Il se veut porte parole, aussi a-t-il adopté un dispositif de lecture à la table, son manuscrit contenant ces témoignages, devant lui. Pour seuls éléments scéniques, sur une autre table, une pyramide de boîtes de thé, de la marque 1336. Il fait revivre tous les personnages, tous les anonymes qui n’ont pas cédé. En prenant l’accent marseillais, selon les personnalités rencontrées, on suit alors l’odyssée de ces quatre années avec les grèves, l’occupation de l’usine, les actions de boycott, les démêlés avec la justice, tous les coups tordus et toutes les manoeuvres d’Unilever. En effet, pour obtenir la capitulation de ces petites gens, la direction était prête à leur offrir un chèque de 90 000 €uros.

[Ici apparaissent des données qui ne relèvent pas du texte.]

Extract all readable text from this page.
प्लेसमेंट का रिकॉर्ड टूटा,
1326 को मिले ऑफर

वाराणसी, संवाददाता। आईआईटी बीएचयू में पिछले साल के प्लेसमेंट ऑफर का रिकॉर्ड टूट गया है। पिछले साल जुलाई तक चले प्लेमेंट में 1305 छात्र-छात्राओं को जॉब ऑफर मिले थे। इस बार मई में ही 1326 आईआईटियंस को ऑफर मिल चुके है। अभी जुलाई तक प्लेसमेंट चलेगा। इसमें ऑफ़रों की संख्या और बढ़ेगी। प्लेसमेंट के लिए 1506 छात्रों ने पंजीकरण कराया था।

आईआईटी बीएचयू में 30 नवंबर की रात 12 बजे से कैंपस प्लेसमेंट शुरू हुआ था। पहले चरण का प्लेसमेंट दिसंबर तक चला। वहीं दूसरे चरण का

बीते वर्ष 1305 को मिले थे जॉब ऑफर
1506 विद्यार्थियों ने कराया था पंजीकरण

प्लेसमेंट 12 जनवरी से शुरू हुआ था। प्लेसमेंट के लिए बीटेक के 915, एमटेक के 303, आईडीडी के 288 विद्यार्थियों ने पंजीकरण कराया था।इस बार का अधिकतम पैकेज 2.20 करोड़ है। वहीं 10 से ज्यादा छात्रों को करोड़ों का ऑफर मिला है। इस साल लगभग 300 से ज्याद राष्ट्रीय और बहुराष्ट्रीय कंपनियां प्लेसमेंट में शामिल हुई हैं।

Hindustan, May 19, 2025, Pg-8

D’un côté une multinationale et ses moyens financiers presque sans limites, ses bordées d’avocats pour broyer tout ce qui se met sur sa route et de l’autre, un groupe d’hommes et de femmes avec pour seule arme, leur volonté mais elle aussi, sans limites.

 

 

L’utopie peut parfois devenir réalité

 

En se glissant ainsi dans la peau de ses personnages, en tournant les pages de son manuscrit au fur et à mesure de son récit, Philippe Durand nous fait partager leurs sentiments, leurs peurs mais aussi leurs rires. Surtout, il nous permet de retrouver la foi en l’humain. En effet, par leur volonté, leur combat, cette histoire se termine bien. Les ouvriers ont réussi à remettre la production en marche, en créant une SCOP et à créer leur propre marque qui s’appelle 1336 comme on peut le voir, sur les boîtes empilées sur la table, à gauche du comédien. Ils ont recommencé à produire des thés et tisanes à base de produits et d’arômes naturels, ce qui n’était plus le cas quatre ans auparavant. Ils ont conscience aussi des difficultés de construire un projet collectif ” On sait que le danger d’une scop, c’est nous “.

 

 

Un spectacle rare

 

Par la force du propos qui nous fait comprendre la puissance des élans de solidarité et les dégâts qu’engendre une économie financiérisée.

Mais aussi, par l’engagement et le talent du comédien qui sait trouver l’équilibre entre la distance et l’incarnation. Un récit serein pour une véritable prise de conscience.

” ça a été dit “ dernière phrase de ce spectacle et qui traduit aussi la fierté de la victoire de tous les humbles.

A VOIR ABSOLUMENT POUR COMPRENDRE TOUT CE QUI EST PIETINE DANS CE MONDE MODERNE

 

1336 (parole de Fralibs) au Théâtre de Belleville. Jusqu’au 31 mai. De et par Philippe Durand.